Rapid Fire Abstracts
Nicolás Garrido, BEng, BSc
PhD Student
iHEALTH Millenium Institute / Pontificia Universidad Católica de Chile, Chile
Nicolás Garrido, BEng, BSc
PhD Student
iHEALTH Millenium Institute / Pontificia Universidad Católica de Chile, Chile
Carlos A. Castillo Passi, PhD
Research Engineer
Pontificia Universidad Catolica de Chile, Chile
Claudia Prieto, PhD
Professor and Director for Research and Innovation
School of Engineering, Pontificia Universidad Católica de Chile, Chile
Rene Michael M Botnar, PhD
Director and Professor
Institute for Biological and Medical Engineering
UC Chile, Chile
Contemporary low-field MRI at 0.55T has been introduced to improve affordability and accessibility of cardiac MRI [1]. T1 and T2 mapping provides insights into fibrosis and inflammation. However, clinical methods require breath-holding, sequential 2D scanning, complex planning and have limited coverage. A recently developed technique at 1.5 T enables efficient, free-breathing 3D joint T1-T2 mapping in a single scan [2]. We propose to adapt this sequence to 0.55T to improve affordability and accessibility. Furthermore, we sought to implement it using Pulseq [3], an open-source sequence definition software, to allow vendor-independent evaluation and reproducibility.
Methods:
The proposed ECG-gated free-running sequence was adapted to work at 0.55T. See Fig. 1 for the full framework diagram. The sequence consists of 3 repeating shots with a continuous acquisition of 156 dual-echo spoiled GRE readouts with a 3D golden-angle radial trajectory. Each shot interval is preceded by an inversion recovery (IR) pulse or IR-T2-preparation (T2-prep) with echo times of 30 and 60 ms for T1 and T2 encoding (Fig. 1a). The shot interval has a length of 2000 ms and the total number of shots was 180. Main acquisition parameters in-vivo were FOV=200×200×200mm3, spatial resolution 2mm3 isotropic, TR = 11.9ms, TE = 2.6/6.47 ms, FA = 8°, acq. time = 6min.
Data is binned based on the time after the R-wave to reconstruct the desired cardiac phase, and into L=36 different T2-prep/IR bins (Fig. 1a). The reconstruction of the L contrasts per shot (temporal resolution = 155ms) was performed using iterative SENSE [4], along with patch-based low-rank regularization (HD-PROST) [5] and dictionary-based low-rank inversion for each cardiac phase (Fig. 1b). Respiratory motion was not addressed in this pilot work.
Water-fat separation is performed using a 2-point Dixon technique [6] (Fig. 1c).

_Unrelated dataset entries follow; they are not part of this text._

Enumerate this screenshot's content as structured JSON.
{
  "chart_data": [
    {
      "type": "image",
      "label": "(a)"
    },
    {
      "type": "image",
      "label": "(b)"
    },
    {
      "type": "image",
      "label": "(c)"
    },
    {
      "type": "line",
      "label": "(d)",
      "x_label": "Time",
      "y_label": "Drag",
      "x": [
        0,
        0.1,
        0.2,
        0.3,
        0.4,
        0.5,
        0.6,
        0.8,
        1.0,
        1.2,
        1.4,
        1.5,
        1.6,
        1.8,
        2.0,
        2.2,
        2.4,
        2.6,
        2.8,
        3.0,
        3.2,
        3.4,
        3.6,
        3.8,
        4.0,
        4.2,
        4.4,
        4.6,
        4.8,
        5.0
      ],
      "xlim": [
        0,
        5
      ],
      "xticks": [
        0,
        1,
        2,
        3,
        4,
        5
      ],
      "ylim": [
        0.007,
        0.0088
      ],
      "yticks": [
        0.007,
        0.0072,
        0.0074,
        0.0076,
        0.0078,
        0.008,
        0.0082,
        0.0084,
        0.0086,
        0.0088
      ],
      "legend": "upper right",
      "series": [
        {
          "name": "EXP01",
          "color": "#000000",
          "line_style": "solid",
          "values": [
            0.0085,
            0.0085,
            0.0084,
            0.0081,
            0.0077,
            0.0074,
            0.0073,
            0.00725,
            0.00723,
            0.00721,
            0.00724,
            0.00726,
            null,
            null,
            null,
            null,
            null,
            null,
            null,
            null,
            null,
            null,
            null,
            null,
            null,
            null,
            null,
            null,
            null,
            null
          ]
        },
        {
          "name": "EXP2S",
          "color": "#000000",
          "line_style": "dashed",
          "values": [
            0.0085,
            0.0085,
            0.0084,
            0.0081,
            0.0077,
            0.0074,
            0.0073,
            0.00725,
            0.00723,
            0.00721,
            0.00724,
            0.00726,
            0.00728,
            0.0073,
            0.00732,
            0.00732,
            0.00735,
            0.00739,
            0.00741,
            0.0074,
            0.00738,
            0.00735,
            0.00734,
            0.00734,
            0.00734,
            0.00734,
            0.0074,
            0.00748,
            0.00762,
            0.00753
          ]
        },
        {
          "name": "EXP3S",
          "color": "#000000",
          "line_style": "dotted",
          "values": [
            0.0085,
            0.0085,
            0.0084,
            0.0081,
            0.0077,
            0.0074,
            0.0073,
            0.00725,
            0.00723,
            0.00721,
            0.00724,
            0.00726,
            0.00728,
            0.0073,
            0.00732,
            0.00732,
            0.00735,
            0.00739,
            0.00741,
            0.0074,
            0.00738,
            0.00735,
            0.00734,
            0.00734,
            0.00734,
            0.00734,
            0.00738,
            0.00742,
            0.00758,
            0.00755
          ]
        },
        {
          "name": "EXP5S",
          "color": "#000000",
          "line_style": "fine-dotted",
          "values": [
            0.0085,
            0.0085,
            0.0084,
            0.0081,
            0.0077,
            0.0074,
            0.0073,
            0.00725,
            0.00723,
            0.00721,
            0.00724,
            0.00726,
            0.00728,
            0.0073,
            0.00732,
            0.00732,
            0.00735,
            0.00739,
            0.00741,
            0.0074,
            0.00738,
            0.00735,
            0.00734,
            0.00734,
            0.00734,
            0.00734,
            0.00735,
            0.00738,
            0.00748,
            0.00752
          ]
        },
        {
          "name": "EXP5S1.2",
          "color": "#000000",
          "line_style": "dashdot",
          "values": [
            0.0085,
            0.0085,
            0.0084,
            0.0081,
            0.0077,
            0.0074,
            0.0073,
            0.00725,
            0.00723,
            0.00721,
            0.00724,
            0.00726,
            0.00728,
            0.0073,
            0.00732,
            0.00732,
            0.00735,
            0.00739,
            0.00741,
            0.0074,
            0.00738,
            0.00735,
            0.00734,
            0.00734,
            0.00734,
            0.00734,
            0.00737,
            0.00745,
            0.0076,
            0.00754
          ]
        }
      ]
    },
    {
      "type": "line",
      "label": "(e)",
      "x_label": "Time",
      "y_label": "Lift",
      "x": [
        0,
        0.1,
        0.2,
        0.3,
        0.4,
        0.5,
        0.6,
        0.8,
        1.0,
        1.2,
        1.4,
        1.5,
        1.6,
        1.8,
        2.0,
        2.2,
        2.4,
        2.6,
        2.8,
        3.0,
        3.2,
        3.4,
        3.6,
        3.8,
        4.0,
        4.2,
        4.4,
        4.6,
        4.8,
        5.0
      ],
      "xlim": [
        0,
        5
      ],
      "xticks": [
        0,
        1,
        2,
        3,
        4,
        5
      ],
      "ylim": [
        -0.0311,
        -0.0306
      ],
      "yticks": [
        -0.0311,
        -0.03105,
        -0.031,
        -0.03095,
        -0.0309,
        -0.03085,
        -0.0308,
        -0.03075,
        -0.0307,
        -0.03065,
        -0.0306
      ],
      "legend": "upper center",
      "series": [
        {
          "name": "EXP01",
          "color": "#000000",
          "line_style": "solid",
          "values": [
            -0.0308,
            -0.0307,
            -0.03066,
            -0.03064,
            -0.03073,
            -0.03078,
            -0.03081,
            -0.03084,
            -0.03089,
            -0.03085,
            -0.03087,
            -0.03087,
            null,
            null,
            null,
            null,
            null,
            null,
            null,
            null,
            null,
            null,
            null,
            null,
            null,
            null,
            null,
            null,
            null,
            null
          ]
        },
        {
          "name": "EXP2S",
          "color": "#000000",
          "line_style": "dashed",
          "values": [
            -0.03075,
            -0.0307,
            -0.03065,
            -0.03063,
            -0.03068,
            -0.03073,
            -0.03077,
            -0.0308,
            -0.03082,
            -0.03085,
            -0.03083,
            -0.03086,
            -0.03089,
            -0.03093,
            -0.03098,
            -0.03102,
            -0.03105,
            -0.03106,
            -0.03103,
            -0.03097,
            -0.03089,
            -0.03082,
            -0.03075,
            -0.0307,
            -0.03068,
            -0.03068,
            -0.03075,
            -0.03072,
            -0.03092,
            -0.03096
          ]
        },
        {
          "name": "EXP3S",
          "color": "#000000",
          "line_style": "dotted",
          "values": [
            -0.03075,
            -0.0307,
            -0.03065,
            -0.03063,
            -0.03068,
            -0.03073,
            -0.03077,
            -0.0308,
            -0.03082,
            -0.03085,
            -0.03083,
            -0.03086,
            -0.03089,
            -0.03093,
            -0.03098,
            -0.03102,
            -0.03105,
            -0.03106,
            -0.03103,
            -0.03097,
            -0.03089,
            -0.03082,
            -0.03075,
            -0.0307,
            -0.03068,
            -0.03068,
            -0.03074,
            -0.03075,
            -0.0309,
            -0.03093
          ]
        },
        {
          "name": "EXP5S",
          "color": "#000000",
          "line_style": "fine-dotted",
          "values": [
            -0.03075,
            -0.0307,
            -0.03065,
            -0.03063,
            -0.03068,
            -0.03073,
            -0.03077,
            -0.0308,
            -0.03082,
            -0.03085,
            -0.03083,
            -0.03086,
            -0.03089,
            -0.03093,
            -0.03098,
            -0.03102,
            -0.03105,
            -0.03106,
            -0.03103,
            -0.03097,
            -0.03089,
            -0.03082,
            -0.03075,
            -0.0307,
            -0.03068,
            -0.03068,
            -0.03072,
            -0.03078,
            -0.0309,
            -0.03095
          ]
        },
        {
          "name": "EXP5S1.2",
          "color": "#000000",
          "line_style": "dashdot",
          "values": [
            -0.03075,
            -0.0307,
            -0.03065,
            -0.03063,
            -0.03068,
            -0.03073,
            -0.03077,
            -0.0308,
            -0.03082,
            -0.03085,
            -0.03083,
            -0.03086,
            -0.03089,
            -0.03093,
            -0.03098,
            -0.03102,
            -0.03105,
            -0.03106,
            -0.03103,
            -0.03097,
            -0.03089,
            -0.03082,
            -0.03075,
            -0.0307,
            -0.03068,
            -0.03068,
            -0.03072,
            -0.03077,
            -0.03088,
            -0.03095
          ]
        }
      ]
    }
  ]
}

Then, a phase-sensitive dictionary matching was performed on the water images with a dictionary generated using Bloch simulations [7] (Fig. 1d).
Results: Phantom results (Fig. 2) show good agreement between the proposed sequence and Spin-Echo reference maps. T1 values show good correlation for the entire range, while a good agreement was found for T2 in the range of interest (under 60 ms).
In-vivo results in short axis views for 10 different slices are shown in Fig. 3 reconstructed at diastole. Average T1/T2 values in a selected slice are 709±71/53±9 ms for systole, and 745±64/56±7 ms for diastole. T1 values are consistent with those reported in the literature (T1=701±24 ms), although overestimated in diastole. The T1 is higher than the literature values for both systole and diastole. Mean values and variance for T2 are consistent with those reported in the literature (58±6 ms) [8]. Remaining blurring is observed in the maps due to the lack of respiratory motion correction.
Conclusion:
In this work, we demonstrate the feasibility of 3D isotropic joint T1 and T2 maps at 0.55T in a single 6-min scan. Future work will focus on incorporating respiratory motion correction to improve image quality and quantification.